Pharmaceutical Executive

Pharmaceutical ExecutivePharmaceutical Executive-05-01-2016
Volume 36
Issue 5

An “how to” primer for life sciences companies on applying end-to-end evidence strategies in demonstrating product value.

As the shift to value-based, personalized healthcare continues, life sciences companies will need to move product conversations away from marketing-centric messages to those that highlight evidence of  efficacy as well as extending the value proposition to include services “beyond the pill.” To thrive in this “facts-beat-marketing-hype” future, companies must embrace a new operating model based on end-to-end (E2E) evidence management across the entire product life cycle. 


The shift to outcomes- and value-based healthcare, along with more personalized therapies, is increasing the importance of end-to-end (E2E) evidence management capabilities in product development, marketing, and distribution. In the past, a value proposition was driven by  marketing campaigns, claims-based messaging, and scientific sound bites. While clearly based on fact, the value proposition did not highlight the evidence dimension or, if it did, make it central to the measurement of outcomes in the real world. The new market reality is  to require empirical evidence to be positioned at the heart of the value conversation along with patient services “beyond the pill,” rather than on marketing profiles and unit cost and rebate pricing strategies.  

Given this shift, how should companies manage evidence differently throughout the product life cycle and across the various channels of the healthcare ecosystem? This strategy analysis examines the imperative for E2E evidence management for a “facts-beat-marketing-hype” future. Specifically, this article: 

  • Discusses how E2E evidence differs from real-world evidence (RWE), advanced analytics, and big data.

  • Outlines essential elements of an E2E strategy, including operating model, partnership, and IT/informatics considerations.

  • Frames key components to becoming an insights-driven organization.

  • Explores the possible downside implications for companies that have not prioritized the imperative for an E2E evidence strategy.

  • Poses questions organizations need to be able to answer under the new evidence paradigm. 


E2E evidence management: Making the case 

Reimbursement in the healthcare market is shifting toward rewarding value instead of volume; this is also true for pharmaceutical interventions, as seen in an increasing number of outcomes-based contracts in the sector. As a result, life sciences organizations are adapting their product value conversations with payers and other commercial stakeholders to concentrate on evidence around product efficacy, safety, and economic value as well as offering beyond-the-pill services to deliver a more robust value proposition to their customers.  

Additionally, researchers are targeting more specific disease states based on a growing understanding that patients comprise more than a mass of generic diseases and can be broken down into smaller, defined groups based on

biomarkers, comorbidities, or treatment pathways. To succeed, these new approaches to drug development require a greater volume and variety of evidence.   

To mark an effective response to these changes, pharma companies should consider an E2E evidence management strategy (see figure above) as one of the key ingredients to identify targeted breakthrough innovations, rapidly get the new products through development, and successfully launch and market them in a value-based care environment.  
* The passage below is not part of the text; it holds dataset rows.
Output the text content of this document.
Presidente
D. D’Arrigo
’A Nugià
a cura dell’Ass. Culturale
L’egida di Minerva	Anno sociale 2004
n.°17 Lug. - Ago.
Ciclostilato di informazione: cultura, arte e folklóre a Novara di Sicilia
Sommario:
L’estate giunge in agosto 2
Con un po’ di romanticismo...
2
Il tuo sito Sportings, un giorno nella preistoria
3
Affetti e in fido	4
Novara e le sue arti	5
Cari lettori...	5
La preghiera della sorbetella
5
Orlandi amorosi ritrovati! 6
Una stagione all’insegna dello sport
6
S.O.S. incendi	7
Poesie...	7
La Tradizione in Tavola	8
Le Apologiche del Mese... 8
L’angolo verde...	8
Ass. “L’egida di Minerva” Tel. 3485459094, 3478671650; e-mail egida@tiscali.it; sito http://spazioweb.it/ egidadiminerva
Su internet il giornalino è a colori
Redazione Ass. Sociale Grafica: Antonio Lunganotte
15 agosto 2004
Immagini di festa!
An E2E strategy will assist organizations in becoming more insights-driven so that decision-makers can act on the basis of rigorous, data-based insights rather than general strategy. Implementing processes to capture and analyze data and to leverage and apply that data for meaningful and sustainable results is a necessity, for a number of reasons: these processes result in better data

transparency and utilization; provide increased availability of insights to a wider group of people; facilitate less expensive, targeted clinical trials; accelerate product approvals; enable on-target market access strategies; create comprehensive, real-world effectiveness analyses; and help to support new customer engagement models. Ultimately, in the new health ecosystem, evidence is at the core of decision-making, and a strong evidence base will produce more productive conversations with customers and other healthcare stakeholders.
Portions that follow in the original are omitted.